An Astronomer Has Revealed What The Fuck The Flaming Ball Of Light That Hit Melb Last Night Was

Very few things will distract me from a late-night doom scroll, but a flaming ball of light rapidly hurtling towards Earth is right up there on the list. Incidentally, it’s exactly what shot me out of bed and to my window in the wee hours of this morning.

Given we’ve had a few minor earthquakes in Melbourne in recent months, I initially assumed we were just having another intense tremor. That, or my partner was letting one rip after a hearty Mexican food feast.

So, imagine my discombobulation when I learned it was neither of the above.

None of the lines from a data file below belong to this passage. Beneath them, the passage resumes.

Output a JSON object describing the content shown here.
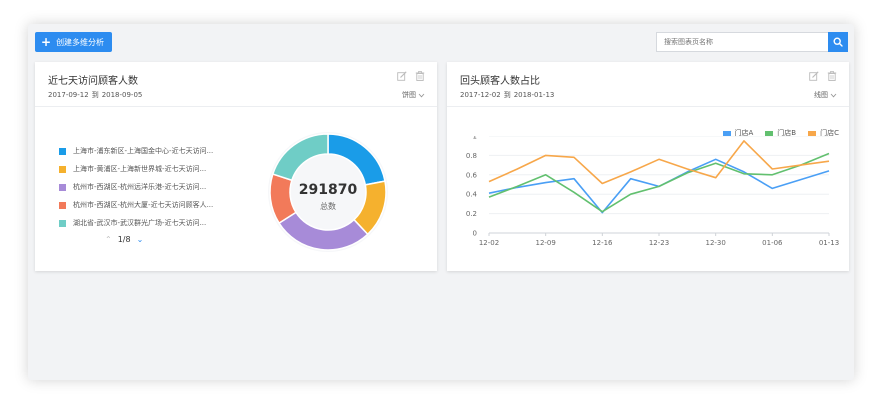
{
  "toolbar": {
    "create_label": "创建多维分析",
    "search_placeholder": "搜索图表页名称"
  },
  "card_left": {
    "title": "近七天访问顾客人数",
    "date_from": "2017-09-12",
    "date_sep": "到",
    "date_to": "2018-09-05",
    "chart_type": "饼图",
    "legend": [
      {
        "label": "上海市-浦东新区-上海国金中心-近七天访问...",
        "color": "#1a9ce8"
      },
      {
        "label": "上海市-黄浦区-上海新世界城-近七天访问...",
        "color": "#f5b12e"
      },
      {
        "label": "杭州市-西湖区-杭州远洋乐港-近七天访问...",
        "color": "#a78bd8"
      },
      {
        "label": "杭州市-西湖区-杭州大厦-近七天访问顾客人...",
        "color": "#f27a5a"
      },
      {
        "label": "湖北省-武汉市-武汉群光广场-近七天访问...",
        "color": "#6fcdc6"
      }
    ],
    "pager": "1/8",
    "total_value": "291870",
    "total_label": "总数"
  },
  "card_right": {
    "title": "回头顾客人数占比",
    "date_from": "2017-12-02",
    "date_sep": "到",
    "date_to": "2018-01-13",
    "chart_type": "线图"
  },
  "chart_data": [
    {
      "type": "pie",
      "labels": [
        "上海市-浦东新区-上海国金中心-近七天访问...",
        "上海市-黄浦区-上海新世界城-近七天访问...",
        "杭州市-西湖区-杭州远洋乐港-近七天访问...",
        "杭州市-西湖区-杭州大厦-近七天访问顾客人...",
        "湖北省-武汉市-武汉群光广场-近七天访问..."
      ],
      "values": [
        22,
        16,
        28,
        14,
        20
      ],
      "colors": [
        "#1a9ce8",
        "#f5b12e",
        "#a78bd8",
        "#f27a5a",
        "#6fcdc6"
      ],
      "center_value": "291870",
      "center_label": "总数"
    },
    {
      "type": "line",
      "categories": [
        "12-02",
        "12-09",
        "12-16",
        "12-23",
        "12-30",
        "01-06",
        "01-13"
      ],
      "x_tick_positions": [
        0,
        1,
        2,
        3,
        4,
        5,
        6
      ],
      "x": [
        0,
        0.5,
        1,
        1.5,
        2,
        2.5,
        3,
        3.5,
        4,
        4.5,
        5,
        5.5,
        6
      ],
      "yticks": [
        0,
        0.2,
        0.4,
        0.6,
        0.8,
        1
      ],
      "ylim": [
        0,
        1
      ],
      "grid": true,
      "legend_position": "top-right",
      "series": [
        {
          "name": "门店A",
          "color": "#4a9ff5",
          "values": [
            0.41,
            0.47,
            0.52,
            0.56,
            0.21,
            0.56,
            0.48,
            0.63,
            0.76,
            0.63,
            0.46,
            0.55,
            0.64
          ]
        },
        {
          "name": "门店B",
          "color": "#62c06f",
          "values": [
            0.37,
            0.48,
            0.6,
            0.42,
            0.22,
            0.4,
            0.48,
            0.62,
            0.72,
            0.61,
            0.6,
            0.7,
            0.82
          ]
        },
        {
          "name": "门店C",
          "color": "#f7a74a",
          "values": [
            0.53,
            0.66,
            0.8,
            0.78,
            0.51,
            0.63,
            0.76,
            0.66,
            0.57,
            0.95,
            0.66,
            0.7,
            0.74
          ]
        }
      ]
    }
  ]
}
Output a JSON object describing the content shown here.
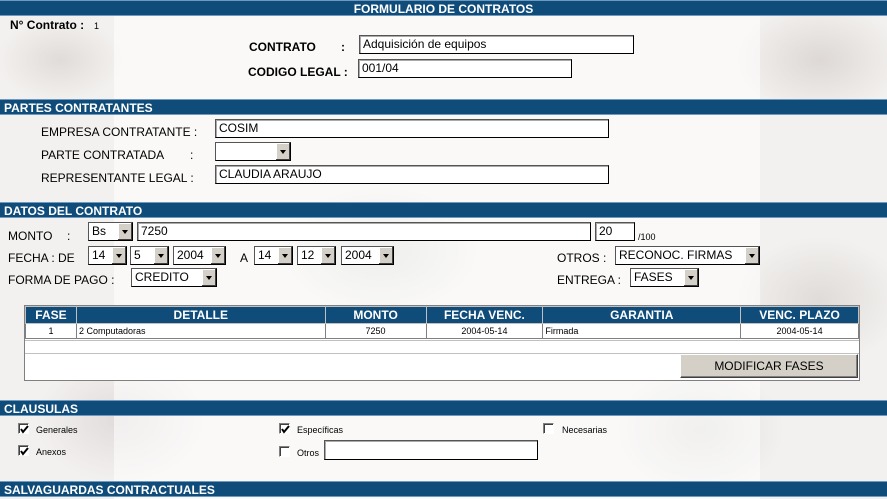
{
  "header": {
    "title": "FORMULARIO DE CONTRATOS"
  },
  "contrato": {
    "num_label": "N° Contrato :",
    "num_value": "1",
    "contrato_label": "CONTRATO",
    "colon": ":",
    "contrato_value": "Adquisición de equipos",
    "codigo_label": "CODIGO LEGAL :",
    "codigo_value": "001/04"
  },
  "partes": {
    "title": "PARTES CONTRATANTES",
    "empresa_label": "EMPRESA CONTRATANTE :",
    "empresa_value": "COSIM",
    "parte_label": "PARTE CONTRATADA",
    "parte_colon": ":",
    "parte_value": "",
    "representante_label": "REPRESENTANTE LEGAL :",
    "representante_value": "CLAUDIA ARAUJO"
  },
  "datos": {
    "title": "DATOS DEL CONTRATO",
    "monto_label": "MONTO",
    "monto_colon": ":",
    "moneda": "Bs",
    "monto_value": "7250",
    "centavos": "20",
    "centavos_suffix": "/100",
    "fecha_label": "FECHA : DE",
    "fecha_de_dia": "14",
    "fecha_de_mes": "5",
    "fecha_de_anio": "2004",
    "a_label": "A",
    "fecha_a_dia": "14",
    "fecha_a_mes": "12",
    "fecha_a_anio": "2004",
    "forma_pago_label": "FORMA DE PAGO :",
    "forma_pago_value": "CREDITO",
    "otros_label": "OTROS :",
    "otros_value": "RECONOC. FIRMAS",
    "entrega_label": "ENTREGA :",
    "entrega_value": "FASES"
  },
  "fases_table": {
    "headers": [
      "FASE",
      "DETALLE",
      "MONTO",
      "FECHA VENC.",
      "GARANTIA",
      "VENC. PLAZO"
    ],
    "rows": [
      [
        "1",
        "2 Computadoras",
        "7250",
        "2004-05-14",
        "Firmada",
        "2004-05-14"
      ]
    ],
    "modify_button": "MODIFICAR FASES"
  },
  "clausulas": {
    "title": "CLAUSULAS",
    "generales": "Generales",
    "especificas": "Específicas",
    "necesarias": "Necesarias",
    "anexos": "Anexos",
    "otros": "Otros",
    "otros_value": ""
  },
  "salvaguardas": {
    "title": "SALVAGUARDAS CONTRACTUALES"
  }
}
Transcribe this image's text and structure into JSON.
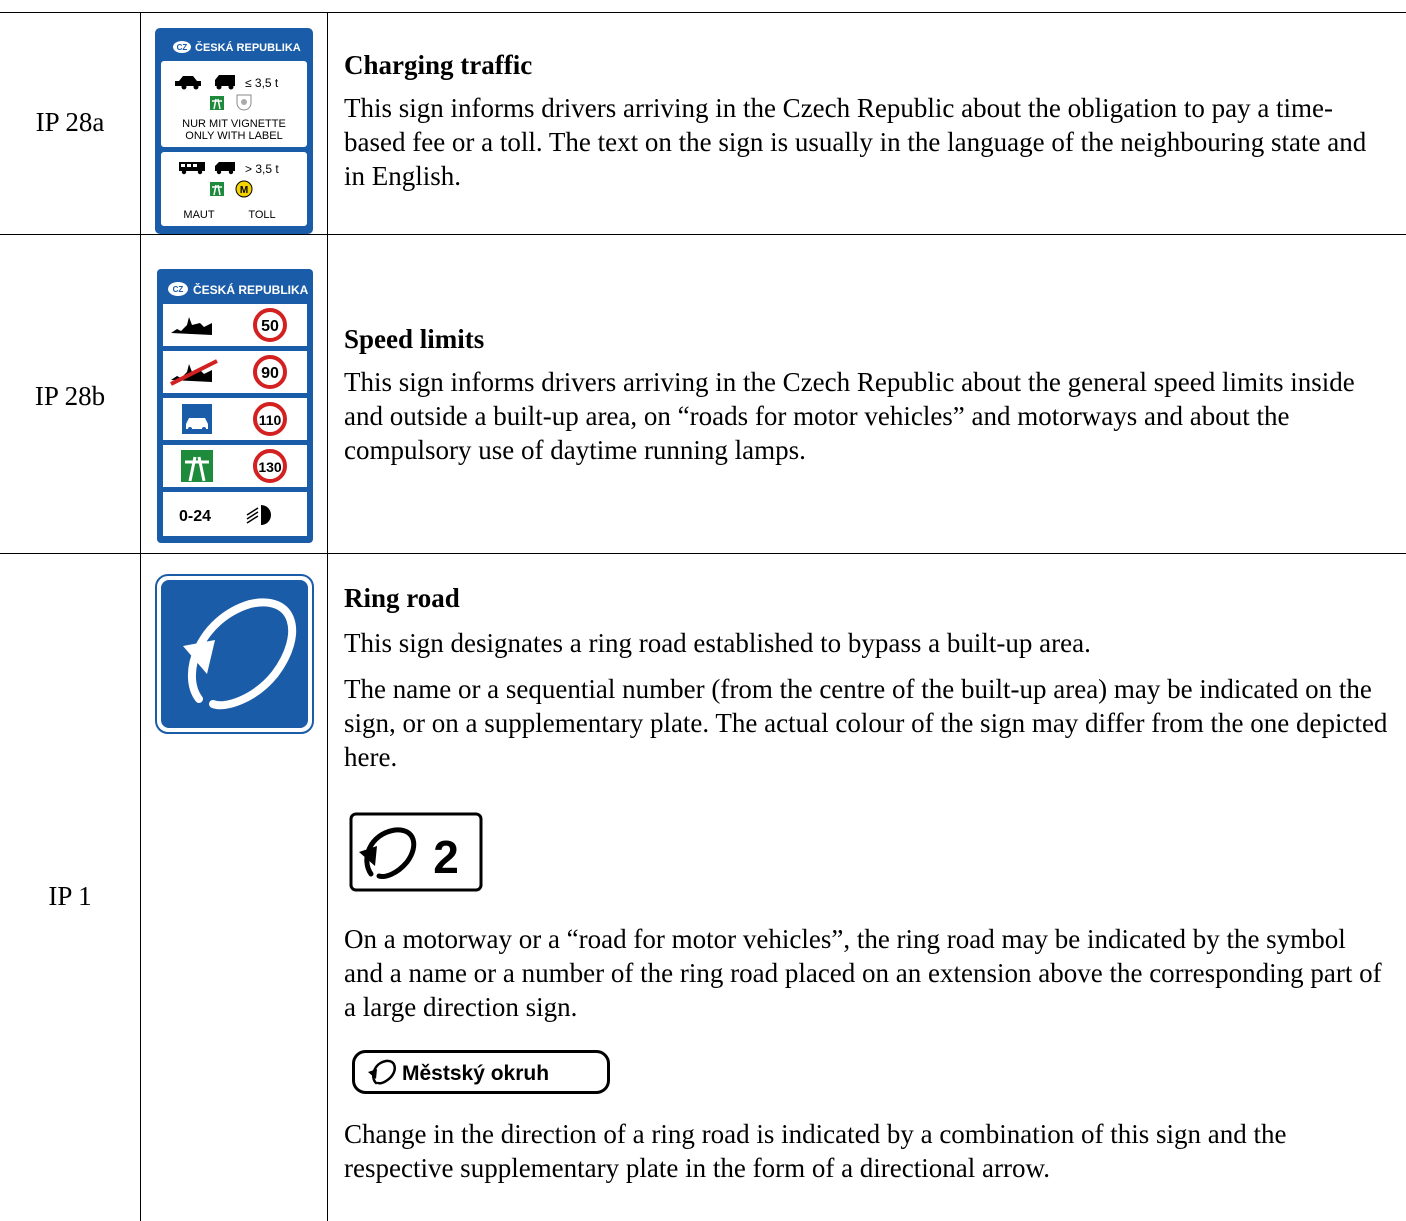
{
  "rows": [
    {
      "code": "IP 28a",
      "title": "Charging traffic",
      "paragraphs": [
        "This sign informs drivers arriving in the Czech Republic about the obligation to pay a time-based fee or a toll. The text on the sign is usually in the language of the neighbouring state and in English."
      ],
      "sign": {
        "country_code": "CZ",
        "country": "ČESKÁ REPUBLIKA",
        "light_weight": "≤ 3,5 t",
        "vignette_line1": "NUR MIT VIGNETTE",
        "vignette_line2": "ONLY WITH LABEL",
        "heavy_weight": "> 3,5 t",
        "toll_badge": "M",
        "toll_left": "MAUT",
        "toll_right": "TOLL"
      }
    },
    {
      "code": "IP 28b",
      "title": "Speed limits",
      "paragraphs": [
        "This sign informs drivers arriving in the Czech Republic about the general speed limits inside and outside a built-up area, on “roads for motor vehicles” and motorways and about the compulsory use of daytime running lamps."
      ],
      "sign": {
        "country_code": "CZ",
        "country": "ČESKÁ REPUBLIKA",
        "limits": [
          "50",
          "90",
          "110",
          "130"
        ],
        "lamps": "0-24"
      }
    },
    {
      "code": "IP 1",
      "title": "Ring road",
      "paragraphs": [
        "This sign designates a ring road established to bypass a built-up area.",
        "The name or a sequential number (from the centre of the built-up area) may be indicated on the sign, or on a supplementary plate. The actual colour of the sign may differ from the one depicted here.",
        "On a motorway or a “road for motor vehicles”, the ring road may be indicated by the symbol and a name or a number of the ring road placed on an extension above the corresponding part of a large direction sign.",
        "Change in the direction of a ring road is indicated by a combination of this sign and the respective supplementary plate in the form of a directional arrow."
      ],
      "plate_number": "2",
      "plate_name": "Městský okruh"
    }
  ],
  "colors": {
    "sign_blue": "#1b5ca8",
    "sign_green": "#1e8a3c",
    "limit_red": "#d32020",
    "badge_yellow": "#f5d300"
  }
}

If you’re not from Victoria or are someone who is asleep at a reasonable hour, you may not have experienced what some residents described as a “loud boom” followed by light streaking through the sky just after midnight on August 8.

Footage of the flaming display quickly popped up all over social media, with 7News reporting that it wasn’t just Melburnians who witnessed it. Residents as far as Geelong, Bendigo and Mount Buller also sighted what people reckon was a meteor.

However, Swinburne University astronomer Alan Duffy told 3AW that “the quite extraordinary sight” was actually caused by a hunk’a junk. Space junk, that is.

“What we’re seeing is a large flash of light extended… It burns up for 30-40 seconds. It’s breaking up. All of that is telling me that is space junk,” he explained on Breakfast with Ross and Russel.

“That is not a small piece of natural occurring rock in space, a meteor.”

He added that whatever it was, it was “something very large” that weighed “probably a couple of tonnes”.

Despite it appearing close AF, Duffy said the junk — which put on “the biggest light show” he’s ever seen —would have been “tens of kilometres above the ground”. Peace of mind for those who suspect the world is constantly on the precipice of Armageddon.

Astrophysicist Dr Brad Tucker later told Sunrise that the big fuck off bang the space junk made was due to a change in travelling pace.

“[It’s] essentially having something going from 25,000km an hour to very slow, so that creates a sonic boom as it enters, which is what people heard and that rattling felt,” he said.

“Then you can see it fragmenting. So because it’s a human-made object, as it re-enters the earth’s atmosphere, it heats up and bits break off.”

Throw this next to that suss object found on a Western Australian beach and the US’ top-secret UFOs, and some might say we have a conspiracy on our hands.